Figure 8. Apoptosis in rat IEC-6 cells. Apoptosis was determined by annexin V/PI staining and flow cytometry following heat stress and in combination with specific MAPK inhibitors. Cell apoptosis was strikingly increased after heat stress (42°C for 3 h). Heat stress induced-apoptosis was augmented by U0126 (extracellular signal-regulated kinase, ERK1/2, inhibitor) pretreatment, but attenuated by SP600125 (c-Jun N-terminal kinase, JNK, inhibitor) and SB203580 (p38 inhibitor) pretreatment. (A) Flow cytometry data per treatment. G1 (Annexin 744 V − /PI+) represents percentage of necrotic cells; G2 (Annexin V+/PI+) percentage of late apoptosis cells; G3 (Annexin V − /PI − ) percentage of live cells; G4 (Annexin V+/PI − ) percentage of early apoptotic cells. (B) Total apoptotic cells (percentage) = early apoptotic cells (G4) + late apoptosis cells (G2). Data are mean ± SEM, n = 3 per treatment. *p < 0.05 compared to control, # p < 0.05 compared to heat treatment, one-way ANOVA.
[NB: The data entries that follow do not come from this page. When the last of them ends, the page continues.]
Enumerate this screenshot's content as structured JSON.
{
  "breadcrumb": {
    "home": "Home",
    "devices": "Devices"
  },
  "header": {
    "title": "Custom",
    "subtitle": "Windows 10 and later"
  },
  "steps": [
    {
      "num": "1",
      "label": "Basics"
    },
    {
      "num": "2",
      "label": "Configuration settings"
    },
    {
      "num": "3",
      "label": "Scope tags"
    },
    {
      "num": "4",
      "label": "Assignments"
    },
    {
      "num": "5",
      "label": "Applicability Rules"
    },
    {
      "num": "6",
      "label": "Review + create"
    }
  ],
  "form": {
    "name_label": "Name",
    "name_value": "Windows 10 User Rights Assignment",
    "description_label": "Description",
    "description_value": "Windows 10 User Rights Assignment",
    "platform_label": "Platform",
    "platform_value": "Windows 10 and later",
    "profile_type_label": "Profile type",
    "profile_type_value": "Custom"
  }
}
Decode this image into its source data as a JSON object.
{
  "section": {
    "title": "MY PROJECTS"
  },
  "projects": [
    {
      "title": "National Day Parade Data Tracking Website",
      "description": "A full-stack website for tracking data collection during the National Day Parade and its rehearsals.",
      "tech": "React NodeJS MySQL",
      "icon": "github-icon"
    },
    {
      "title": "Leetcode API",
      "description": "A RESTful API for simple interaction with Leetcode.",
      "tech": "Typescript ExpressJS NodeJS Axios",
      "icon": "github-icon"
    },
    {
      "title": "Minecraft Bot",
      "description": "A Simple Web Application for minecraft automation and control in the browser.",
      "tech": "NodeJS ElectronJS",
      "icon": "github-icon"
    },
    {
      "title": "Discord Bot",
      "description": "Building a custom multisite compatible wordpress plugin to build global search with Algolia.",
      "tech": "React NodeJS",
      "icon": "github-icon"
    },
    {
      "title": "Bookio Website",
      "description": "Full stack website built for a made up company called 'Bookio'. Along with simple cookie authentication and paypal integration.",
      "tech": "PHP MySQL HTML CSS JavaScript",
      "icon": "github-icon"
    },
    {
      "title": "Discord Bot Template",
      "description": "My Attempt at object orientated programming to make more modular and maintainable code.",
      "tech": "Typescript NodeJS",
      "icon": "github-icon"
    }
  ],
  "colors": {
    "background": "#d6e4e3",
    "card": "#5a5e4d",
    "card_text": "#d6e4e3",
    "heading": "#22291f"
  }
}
Figure 9. Quantification of immunoblot densities for phospho-ERK1/2, phospho-JNK and phospho-p38 MAPK in rat IEC-6 cells. Phosphorylation levels of ERK1/2, JNK, and p38 were significantly increased after heat treatment (42°C for 3 h); these increases were blocked by pretreatment with specific MAPK inhibitors (U0126, SP600125, and SB203580, respectively, inhibitors of ERK1/2, JNK, and p38). Values are percentage of control. Data are mean ± SEM, n = 6 per treatment. *p < 0.05 compared to control, # p < 0.05 compared to heat treatment, one-way ANOVA.